I wish Gunjan and Kiran Nirvan the very best in their endeavour. I am sure this book will serve as an inspiration to future generations and for all those who aim to conquer the blue skies.
Jai Hind!
Air Chief Marshal Birender Singh Dhanoa
PVSM, AVSM, YSM, VM (retd)
25th Chief of Air Staff of the Indian Air Force
Do I really have it in me? I asked myself almost inaudibly. A strange silence fell over me as I stared at my reflection in the glass window of the AC coach. My train to Mysore had just arrived, and I was supposed to board soon.
Am I worthy of becoming an officer in the Indian armed forces?
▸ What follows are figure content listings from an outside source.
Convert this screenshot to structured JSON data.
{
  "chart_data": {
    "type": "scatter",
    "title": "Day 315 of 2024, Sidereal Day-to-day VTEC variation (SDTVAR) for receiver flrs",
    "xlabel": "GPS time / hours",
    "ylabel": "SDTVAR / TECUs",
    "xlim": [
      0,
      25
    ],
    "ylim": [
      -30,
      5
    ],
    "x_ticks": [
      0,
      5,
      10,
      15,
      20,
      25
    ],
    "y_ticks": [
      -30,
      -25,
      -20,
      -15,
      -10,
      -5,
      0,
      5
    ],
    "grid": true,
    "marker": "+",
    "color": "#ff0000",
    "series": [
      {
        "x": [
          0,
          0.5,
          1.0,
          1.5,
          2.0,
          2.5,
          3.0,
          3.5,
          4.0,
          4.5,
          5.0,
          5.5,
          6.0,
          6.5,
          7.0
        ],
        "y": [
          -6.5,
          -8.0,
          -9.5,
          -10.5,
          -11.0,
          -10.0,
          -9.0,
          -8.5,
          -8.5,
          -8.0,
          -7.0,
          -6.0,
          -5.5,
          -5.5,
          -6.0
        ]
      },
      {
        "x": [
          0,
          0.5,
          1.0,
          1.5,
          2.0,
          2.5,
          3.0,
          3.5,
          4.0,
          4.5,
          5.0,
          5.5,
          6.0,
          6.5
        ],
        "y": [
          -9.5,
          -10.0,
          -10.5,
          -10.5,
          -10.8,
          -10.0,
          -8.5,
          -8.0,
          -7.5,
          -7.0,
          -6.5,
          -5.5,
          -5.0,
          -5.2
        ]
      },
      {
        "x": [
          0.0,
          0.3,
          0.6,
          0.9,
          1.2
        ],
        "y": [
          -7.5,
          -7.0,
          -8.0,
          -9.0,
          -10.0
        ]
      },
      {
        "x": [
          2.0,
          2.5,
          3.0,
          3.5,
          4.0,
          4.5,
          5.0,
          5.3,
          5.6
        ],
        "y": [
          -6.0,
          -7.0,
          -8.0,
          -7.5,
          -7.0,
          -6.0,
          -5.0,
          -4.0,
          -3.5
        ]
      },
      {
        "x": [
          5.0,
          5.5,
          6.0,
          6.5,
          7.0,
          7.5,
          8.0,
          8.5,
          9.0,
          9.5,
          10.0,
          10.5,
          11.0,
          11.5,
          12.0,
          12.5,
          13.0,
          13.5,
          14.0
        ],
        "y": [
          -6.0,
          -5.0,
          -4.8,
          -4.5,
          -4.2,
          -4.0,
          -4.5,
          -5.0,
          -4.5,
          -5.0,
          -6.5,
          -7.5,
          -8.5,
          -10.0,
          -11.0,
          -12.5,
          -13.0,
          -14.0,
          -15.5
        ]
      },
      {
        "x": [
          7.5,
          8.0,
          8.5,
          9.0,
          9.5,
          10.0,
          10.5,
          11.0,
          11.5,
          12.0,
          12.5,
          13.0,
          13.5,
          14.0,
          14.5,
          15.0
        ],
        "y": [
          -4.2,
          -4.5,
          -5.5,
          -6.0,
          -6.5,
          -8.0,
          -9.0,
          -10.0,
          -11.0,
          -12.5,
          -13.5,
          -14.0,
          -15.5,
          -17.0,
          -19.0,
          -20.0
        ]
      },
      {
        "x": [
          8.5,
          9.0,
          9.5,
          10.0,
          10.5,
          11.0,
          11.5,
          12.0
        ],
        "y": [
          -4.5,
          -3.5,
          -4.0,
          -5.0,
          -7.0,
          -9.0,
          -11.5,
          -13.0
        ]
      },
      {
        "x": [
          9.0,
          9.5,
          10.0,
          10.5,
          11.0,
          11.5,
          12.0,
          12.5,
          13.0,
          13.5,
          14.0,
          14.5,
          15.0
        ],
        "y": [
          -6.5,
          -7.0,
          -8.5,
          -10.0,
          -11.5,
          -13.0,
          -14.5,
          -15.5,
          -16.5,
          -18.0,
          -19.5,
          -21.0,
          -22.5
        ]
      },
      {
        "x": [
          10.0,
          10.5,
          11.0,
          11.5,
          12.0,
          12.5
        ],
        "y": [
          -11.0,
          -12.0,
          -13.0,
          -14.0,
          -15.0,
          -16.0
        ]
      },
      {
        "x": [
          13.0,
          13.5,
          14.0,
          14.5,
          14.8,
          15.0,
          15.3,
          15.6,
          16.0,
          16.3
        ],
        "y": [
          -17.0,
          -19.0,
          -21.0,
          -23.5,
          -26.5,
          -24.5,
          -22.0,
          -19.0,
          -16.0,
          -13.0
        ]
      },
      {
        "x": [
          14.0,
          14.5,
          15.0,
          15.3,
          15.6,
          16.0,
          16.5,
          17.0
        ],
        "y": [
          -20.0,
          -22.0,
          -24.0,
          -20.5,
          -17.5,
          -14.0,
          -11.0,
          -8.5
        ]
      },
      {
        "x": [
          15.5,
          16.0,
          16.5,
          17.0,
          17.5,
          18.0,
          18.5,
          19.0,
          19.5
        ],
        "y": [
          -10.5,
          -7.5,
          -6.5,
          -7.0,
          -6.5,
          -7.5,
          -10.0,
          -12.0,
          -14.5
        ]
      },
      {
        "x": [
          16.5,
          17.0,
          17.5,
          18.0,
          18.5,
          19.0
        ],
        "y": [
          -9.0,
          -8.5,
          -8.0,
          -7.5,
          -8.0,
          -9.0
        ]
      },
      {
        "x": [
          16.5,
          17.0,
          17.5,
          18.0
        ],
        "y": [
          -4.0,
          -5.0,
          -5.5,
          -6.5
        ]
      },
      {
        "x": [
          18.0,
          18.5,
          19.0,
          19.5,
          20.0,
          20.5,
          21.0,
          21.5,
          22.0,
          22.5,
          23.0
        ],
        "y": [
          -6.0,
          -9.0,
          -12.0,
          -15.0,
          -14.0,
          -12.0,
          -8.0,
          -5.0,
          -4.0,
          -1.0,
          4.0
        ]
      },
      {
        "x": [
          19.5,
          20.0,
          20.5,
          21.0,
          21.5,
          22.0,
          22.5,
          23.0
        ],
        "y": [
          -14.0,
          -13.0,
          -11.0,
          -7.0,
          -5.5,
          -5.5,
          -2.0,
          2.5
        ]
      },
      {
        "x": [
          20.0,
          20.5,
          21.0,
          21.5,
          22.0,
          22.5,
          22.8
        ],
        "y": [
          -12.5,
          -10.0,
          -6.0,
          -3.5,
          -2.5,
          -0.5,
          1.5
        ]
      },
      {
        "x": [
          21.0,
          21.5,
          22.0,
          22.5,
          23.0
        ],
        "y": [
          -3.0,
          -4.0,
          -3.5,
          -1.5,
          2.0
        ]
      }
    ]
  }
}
I asked myself, looking at my reflection, unmoving. Even the PA announcement by the railway station staff failed to distract me. Beads of sweat collected on my face and at the back of my neck. Whether it was my bodys mechanism of cooling itself down on a hot July afternoon, or just me perspiring out of nervousness, I could not tell. We had been waiting for the train at the platform in the scorching heat for an hour, and it may have well been the weather of Chennai. But then again, the opportunity that I had been eagerly waiting for was just hours away, so it could very well have been nervousness, after all.
The train will leave in five minutes. It was my fathers voice that pulled me back to reality. All of a sudden, discreet chatter, PA announcements, the incessant hollering of hawkers, the trains honking, the sound of a radio somewhere playing the title track from Hum Aapke Hain Kaun filled the air. In this country, railway stations have always been crowded and busy. I turned to look at my father. His handlebar moustache, a style he had sported back when I was a child, had given way to a simple chevron above his thin lips over the years. I could not recollect if it had been a sudden and deliberate change, or merely a trick of age. It still added to the overall charm of his long, chiselled face. His round black eyes had sunk deeper now and his face looked more weather-beaten than I remembered. Drops of sweat had settled on the contours of his long, straight nose and above his thin, stretched brows. There were two or more wrinkles under his chin that I hadnt spotted earlier. Even when his moderately long hair, swept back on his head, and the shorter hair on the sides, wasnt entirely black any more, there was no change in his commanding personality as he stood tall in front of me.
Dark patches of sweat had formed on his khaki shirt, which he was wearing with black bell-bottomed trousers, but he seemed as excited as he had been on the day I had received a call letter for the SSB (Services Selection Board). I remember how he had jumped up in excitement and hugged me. I remember how he had marked the dates on the calendar and noted instructions mentioned in the letter in his pocket diary. I remember how he had rushed to Avadi railway station to book a ticket for me to Mysore, how he had carefully collected items I would require for my SSB exam, how he had ensured I had packed everything according to the checklist. To me, getting recommended in the SSB meant a chance at a glorious career. To him, it was validation of his relentless efforts in bringing me up the way he had. To make sure I would not miss my train, he had rung up the railway enquiry office every few minutes that morning to confirm whether the train was on time. Back in those days, we did not have the luxury of checking a trains running status on the Internet. It was an analogue world, crisscrossed with wires and cables; the label wireless was still struggling to find its place. And I was struggling to hide my nervousness from Papaji.